When expanding the COVID-19 testing, knowing who was affected also allowed CCHS to work through the community to publicize testing sites without drawing a higher level of attention that might deter some people from being tested. That nuanced approach, however, is only possible with better use and display of data, not data alone.
“There’s a science to putting together dashboards,” Jackson says. “Data can’t bring patients in, but it can show us who should come in and how to provide for them.”
Called to caring
Though Jackson, a Black man who grew up in public housing in Columbus, Georgia, can readily empathize with those served by CCHS, there’s much more, especially his abiding faith, that imbues his outlook and ambitions.
“My identity is as much based on internal characteristics,” Jackson says. “My study of other cultures shows the value of hard work. Promotion and success do not come from East or West, it comes from the Lord.”

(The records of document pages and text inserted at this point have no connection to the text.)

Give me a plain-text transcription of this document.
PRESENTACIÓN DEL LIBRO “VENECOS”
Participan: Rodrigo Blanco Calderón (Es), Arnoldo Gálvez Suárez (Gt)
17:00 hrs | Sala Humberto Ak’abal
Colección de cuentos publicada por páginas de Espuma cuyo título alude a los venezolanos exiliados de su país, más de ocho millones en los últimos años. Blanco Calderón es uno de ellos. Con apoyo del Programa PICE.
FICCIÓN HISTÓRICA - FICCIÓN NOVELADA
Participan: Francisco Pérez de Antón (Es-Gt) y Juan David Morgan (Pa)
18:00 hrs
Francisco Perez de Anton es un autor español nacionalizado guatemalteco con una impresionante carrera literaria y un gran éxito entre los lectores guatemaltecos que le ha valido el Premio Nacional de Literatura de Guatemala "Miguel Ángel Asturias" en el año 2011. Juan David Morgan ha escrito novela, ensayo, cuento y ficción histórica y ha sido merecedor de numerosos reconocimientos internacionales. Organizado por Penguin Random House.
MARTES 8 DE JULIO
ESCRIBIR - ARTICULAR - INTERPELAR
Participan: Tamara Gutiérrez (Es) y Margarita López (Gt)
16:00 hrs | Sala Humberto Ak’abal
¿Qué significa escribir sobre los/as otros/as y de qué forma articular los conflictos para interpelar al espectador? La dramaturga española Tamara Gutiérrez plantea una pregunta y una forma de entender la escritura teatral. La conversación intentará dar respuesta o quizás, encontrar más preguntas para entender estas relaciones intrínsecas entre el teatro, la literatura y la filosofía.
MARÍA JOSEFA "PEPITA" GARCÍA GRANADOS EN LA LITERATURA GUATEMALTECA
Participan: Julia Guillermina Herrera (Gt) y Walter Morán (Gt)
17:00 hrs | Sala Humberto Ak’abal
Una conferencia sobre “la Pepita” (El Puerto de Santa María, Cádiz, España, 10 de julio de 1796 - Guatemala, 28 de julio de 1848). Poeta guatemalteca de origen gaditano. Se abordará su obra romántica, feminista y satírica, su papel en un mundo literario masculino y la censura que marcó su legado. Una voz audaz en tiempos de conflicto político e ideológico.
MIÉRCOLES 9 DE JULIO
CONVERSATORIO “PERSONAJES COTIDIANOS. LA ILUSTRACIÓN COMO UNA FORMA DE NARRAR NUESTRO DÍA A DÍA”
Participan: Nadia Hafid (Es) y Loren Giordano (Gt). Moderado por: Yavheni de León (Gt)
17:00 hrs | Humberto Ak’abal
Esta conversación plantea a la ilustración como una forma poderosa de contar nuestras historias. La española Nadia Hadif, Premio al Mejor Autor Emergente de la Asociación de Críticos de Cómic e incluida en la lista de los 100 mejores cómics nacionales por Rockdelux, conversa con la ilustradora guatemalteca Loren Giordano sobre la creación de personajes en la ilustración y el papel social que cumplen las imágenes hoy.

He credits his parents for instilling the values of education and hard work as he grew up, aspiring to become a surgeon. Yet after earning a bachelor’s in behavioral health science from the University of Florida and preparing to take the Medical College Admission Test, Jackson reevaluated what he could do with his healthcare education.
He continued his studies at the University of Florida by earning an MHA in health services research, management and policy.
In 2007, Jackson became an administrative fellow at Our Lady of the Lake Regional Medical Center in Baton Rouge, Louisiana, which also began his career of working with technology in health care. In 2008 he joined the Louisiana Health Care Quality Forum as a project manager where he oversaw statewide health improvement initiatives.
Jackson held his first tech leadership role in 2009 when he became site administrator for SWLA Center for Health Services Inc., an FQHC serving the Lake Charles, Louisiana, area. He’d expected to become the compliance officer but recalls the Center’s CEO had other plans—specifically, rebuilding the IT department. Within a year, Jackson became CIO.
From there, he became a consultant when he joined i2i Population Health in 2011, compiling data for health care clients to guide performance improvement, clinical best practices and population health management.
Yet the role an FQHC, especially one that’s faith-based, plays in improving public health remained in Jackson’s thoughts, and in April 2019 he joined CCHS as its CIO.
His move to Memphis has brought spiritual as well as professional rewards—Jackson is a minister at GraceLife Pentecostal Church—his “5 to 9” job allows him to continue the faith-based outreach so integral to his life in Louisiana.
A married father of three, Jackson says he’d like to get back to the golf course again but has also come to love baking cheesecakes when not at work.
“They’re a dessert I really learned to enjoy on my own, and baking them can be like my job,” he says. “Working with ingredients is like working with data, they don’t talk back and the outcome can be beautiful.”